Opini

Pandangan Tafsir Ekologis terhadap Isu Tambang Nikel di Raja Ampat

Eksploitasi tambang, khususnya tambang nikel di kawasan Raja Ampat, Papua Barat, merupakan salah satu persoalan krusial yang mencuat belakangan ini. Aktivitas pertambangan di wilayah yang dikenal sebagai surga keanekaragaman hayati ini telah memicu kekhawatiran akan kerusakan lingkungan, kehilangan ekosistem laut dan darat, serta terancamnya keberlangsungan hidup masyarakat adat.
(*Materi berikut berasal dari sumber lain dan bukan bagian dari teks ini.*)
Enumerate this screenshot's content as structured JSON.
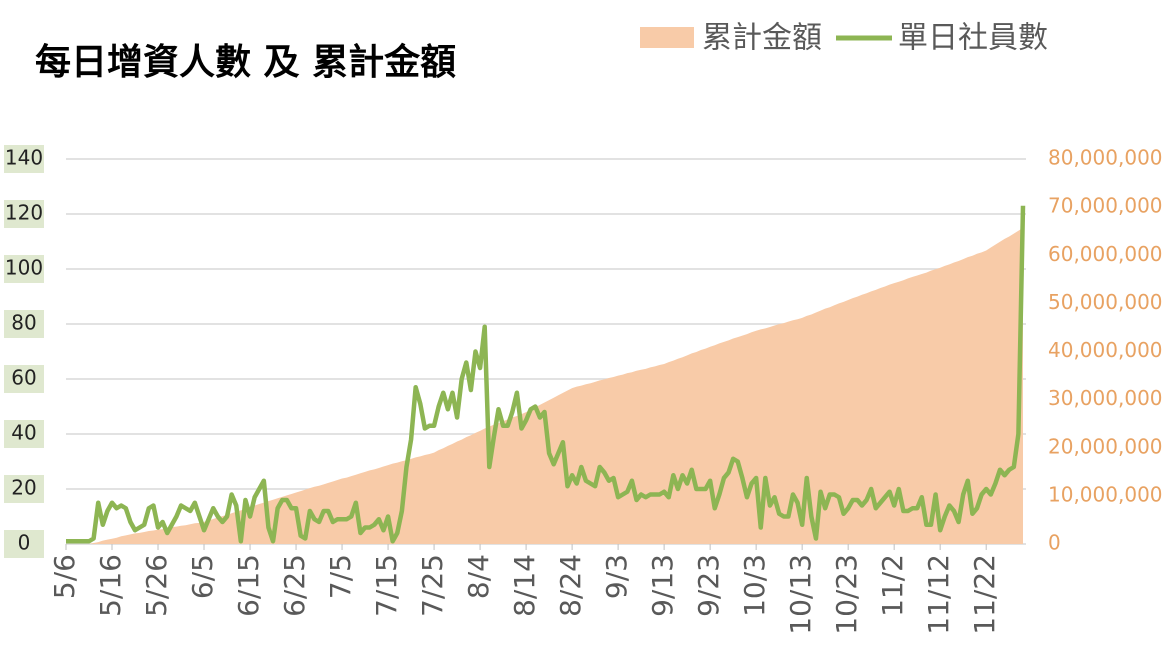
{
  "chart_data": {
    "type": "line",
    "title": "每日增資人數 及 累計金額",
    "categories": [
      "5/6",
      null,
      null,
      null,
      null,
      null,
      null,
      null,
      null,
      null,
      "5/16",
      null,
      null,
      null,
      null,
      null,
      null,
      null,
      null,
      null,
      "5/26",
      null,
      null,
      null,
      null,
      null,
      null,
      null,
      null,
      null,
      "6/5",
      null,
      null,
      null,
      null,
      null,
      null,
      null,
      null,
      null,
      "6/15",
      null,
      null,
      null,
      null,
      null,
      null,
      null,
      null,
      null,
      "6/25",
      null,
      null,
      null,
      null,
      null,
      null,
      null,
      null,
      null,
      "7/5",
      null,
      null,
      null,
      null,
      null,
      null,
      null,
      null,
      null,
      "7/15",
      null,
      null,
      null,
      null,
      null,
      null,
      null,
      null,
      null,
      "7/25",
      null,
      null,
      null,
      null,
      null,
      null,
      null,
      null,
      null,
      "8/4",
      null,
      null,
      null,
      null,
      null,
      null,
      null,
      null,
      null,
      "8/14",
      null,
      null,
      null,
      null,
      null,
      null,
      null,
      null,
      null,
      "8/24",
      null,
      null,
      null,
      null,
      null,
      null,
      null,
      null,
      null,
      "9/3",
      null,
      null,
      null,
      null,
      null,
      null,
      null,
      null,
      null,
      "9/13",
      null,
      null,
      null,
      null,
      null,
      null,
      null,
      null,
      null,
      "9/23",
      null,
      null,
      null,
      null,
      null,
      null,
      null,
      null,
      null,
      "10/3",
      null,
      null,
      null,
      null,
      null,
      null,
      null,
      null,
      null,
      "10/13",
      null,
      null,
      null,
      null,
      null,
      null,
      null,
      null,
      null,
      "10/23",
      null,
      null,
      null,
      null,
      null,
      null,
      null,
      null,
      null,
      "11/2",
      null,
      null,
      null,
      null,
      null,
      null,
      null,
      null,
      null,
      "11/12",
      null,
      null,
      null,
      null,
      null,
      null,
      null,
      null,
      null,
      "11/22",
      null,
      null,
      null,
      null,
      null,
      null,
      null,
      null
    ],
    "series": [
      {
        "name": "累計金額",
        "type": "area",
        "axis": "y2",
        "color": "#f8cba8",
        "values": [
          0,
          0,
          0,
          0,
          0,
          0,
          200000.0,
          400000.0,
          700000.0,
          900000.0,
          1100000.0,
          1300000.0,
          1600000.0,
          1800000.0,
          2000000.0,
          2200000.0,
          2300000.0,
          2500000.0,
          2700000.0,
          2800000.0,
          3000000.0,
          3100000.0,
          3300000.0,
          3500000.0,
          3600000.0,
          3800000.0,
          3900000.0,
          4100000.0,
          4300000.0,
          4400000.0,
          4600000.0,
          4900000.0,
          5200000.0,
          5500000.0,
          5800000.0,
          6100000.0,
          6400000.0,
          6700000.0,
          7000000.0,
          7300000.0,
          7700000.0,
          8000000.0,
          8300000.0,
          8600000.0,
          8900000.0,
          9200000.0,
          9500000.0,
          9800000.0,
          10100000.0,
          10400000.0,
          10700000.0,
          11000000.0,
          11300000.0,
          11600000.0,
          11900000.0,
          12100000.0,
          12400000.0,
          12700000.0,
          13000000.0,
          13300000.0,
          13600000.0,
          13800000.0,
          14100000.0,
          14400000.0,
          14700000.0,
          15000000.0,
          15300000.0,
          15500000.0,
          15800000.0,
          16100000.0,
          16400000.0,
          16700000.0,
          16900000.0,
          17200000.0,
          17400000.0,
          17700000.0,
          18000000.0,
          18200000.0,
          18500000.0,
          18700000.0,
          19000000.0,
          19500000.0,
          19900000.0,
          20400000.0,
          20800000.0,
          21300000.0,
          21700000.0,
          22200000.0,
          22600000.0,
          23100000.0,
          23500000.0,
          24000000.0,
          24400000.0,
          24800000.0,
          25100000.0,
          25500000.0,
          25900000.0,
          26300000.0,
          26600000.0,
          27000000.0,
          27400000.0,
          27900000.0,
          28400000.0,
          28900000.0,
          29400000.0,
          29900000.0,
          30400000.0,
          30900000.0,
          31400000.0,
          31900000.0,
          32400000.0,
          32700000.0,
          32900000.0,
          33200000.0,
          33400000.0,
          33700000.0,
          34000000.0,
          34200000.0,
          34500000.0,
          34700000.0,
          35000000.0,
          35200000.0,
          35500000.0,
          35700000.0,
          36000000.0,
          36200000.0,
          36400000.0,
          36700000.0,
          36900000.0,
          37200000.0,
          37400000.0,
          37800000.0,
          38100000.0,
          38500000.0,
          38800000.0,
          39200000.0,
          39600000.0,
          39900000.0,
          40300000.0,
          40600000.0,
          41000000.0,
          41300000.0,
          41700000.0,
          42000000.0,
          42300000.0,
          42700000.0,
          43000000.0,
          43300000.0,
          43600000.0,
          44000000.0,
          44300000.0,
          44600000.0,
          44800000.0,
          45100000.0,
          45400000.0,
          45700000.0,
          45900000.0,
          46200000.0,
          46500000.0,
          46700000.0,
          47000000.0,
          47400000.0,
          47700000.0,
          48100000.0,
          48500000.0,
          48900000.0,
          49200000.0,
          49600000.0,
          50000000.0,
          50300000.0,
          50700000.0,
          51100000.0,
          51400000.0,
          51800000.0,
          52100000.0,
          52500000.0,
          52800000.0,
          53200000.0,
          53500000.0,
          53900000.0,
          54200000.0,
          54500000.0,
          54800000.0,
          55200000.0,
          55500000.0,
          55800000.0,
          56100000.0,
          56400000.0,
          56800000.0,
          57100000.0,
          57400000.0,
          57800000.0,
          58100000.0,
          58500000.0,
          58800000.0,
          59200000.0,
          59600000.0,
          59900000.0,
          60300000.0,
          60600000.0,
          61000000.0,
          61600000.0,
          62200000.0,
          62800000.0,
          63400000.0,
          63900000.0,
          64500000.0,
          65100000.0,
          65700000.0
        ]
      },
      {
        "name": "單日社員數",
        "type": "line",
        "color": "#8db553",
        "values": [
          1,
          1,
          1,
          1,
          1,
          1,
          2,
          15,
          7,
          12,
          15,
          13,
          14,
          13,
          8,
          5,
          6,
          7,
          13,
          14,
          6,
          8,
          4,
          7,
          10,
          14,
          13,
          12,
          15,
          10,
          5,
          9,
          13,
          10,
          8,
          10,
          18,
          14,
          1,
          16,
          10,
          17,
          20,
          23,
          6,
          1,
          13,
          16,
          16,
          13,
          13,
          3,
          2,
          12,
          9,
          8,
          12,
          12,
          8,
          9,
          9,
          9,
          10,
          15,
          4,
          6,
          6,
          7,
          9,
          5,
          10,
          1,
          4,
          12,
          28,
          38,
          57,
          51,
          42,
          43,
          43,
          50,
          55,
          49,
          55,
          46,
          60,
          66,
          56,
          70,
          64,
          79,
          28,
          39,
          49,
          43,
          43,
          48,
          55,
          42,
          45,
          49,
          50,
          46,
          48,
          33,
          29,
          33,
          37,
          21,
          25,
          22,
          28,
          23,
          22,
          21,
          28,
          26,
          23,
          24,
          17,
          18,
          19,
          23,
          16,
          18,
          17,
          18,
          18,
          18,
          19,
          17,
          25,
          20,
          25,
          22,
          27,
          20,
          20,
          20,
          23,
          13,
          18,
          24,
          26,
          31,
          30,
          24,
          17,
          22,
          24,
          6,
          24,
          14,
          17,
          11,
          10,
          10,
          18,
          15,
          7,
          24,
          10,
          2,
          19,
          13,
          18,
          18,
          17,
          11,
          13,
          16,
          16,
          14,
          16,
          20,
          13,
          15,
          17,
          19,
          14,
          20,
          12,
          12,
          13,
          13,
          17,
          7,
          7,
          18,
          5,
          10,
          14,
          12,
          8,
          18,
          23,
          11,
          13,
          18,
          20,
          18,
          22,
          27,
          25,
          27,
          28,
          40,
          123
        ]
      }
    ],
    "ylim": [
      0,
      140
    ],
    "yticks": [
      0,
      20,
      40,
      60,
      80,
      100,
      120,
      140
    ],
    "y2lim": [
      0,
      80000000
    ],
    "y2ticks": [
      0,
      {
        "value": 10000000,
        "label": "10,000,000"
      },
      {
        "value": 20000000,
        "label": "20,000,000"
      },
      {
        "value": 30000000,
        "label": "30,000,000"
      },
      {
        "value": 40000000,
        "label": "40,000,000"
      },
      {
        "value": 50000000,
        "label": "50,000,000"
      },
      {
        "value": 60000000,
        "label": "60,000,000"
      },
      {
        "value": 70000000,
        "label": "70,000,000"
      },
      {
        "value": 80000000,
        "label": "80,000,000"
      }
    ],
    "grid": true,
    "legend": "top-right"
  }
}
Persoalan ini tidak semata-mata merupakan isu ekologis dan sosial, melainkan juga menyangkut dimensi spiritual dan keimanan. Dalam perspektif Islam, perusakan alam adalah bentuk pengkhianatan terhadap amanah Tuhan. Al-Qur’an secara eksplisit menyinggung kerusakan di bumi dan menegaskan peran manusia sebagai penjaganya.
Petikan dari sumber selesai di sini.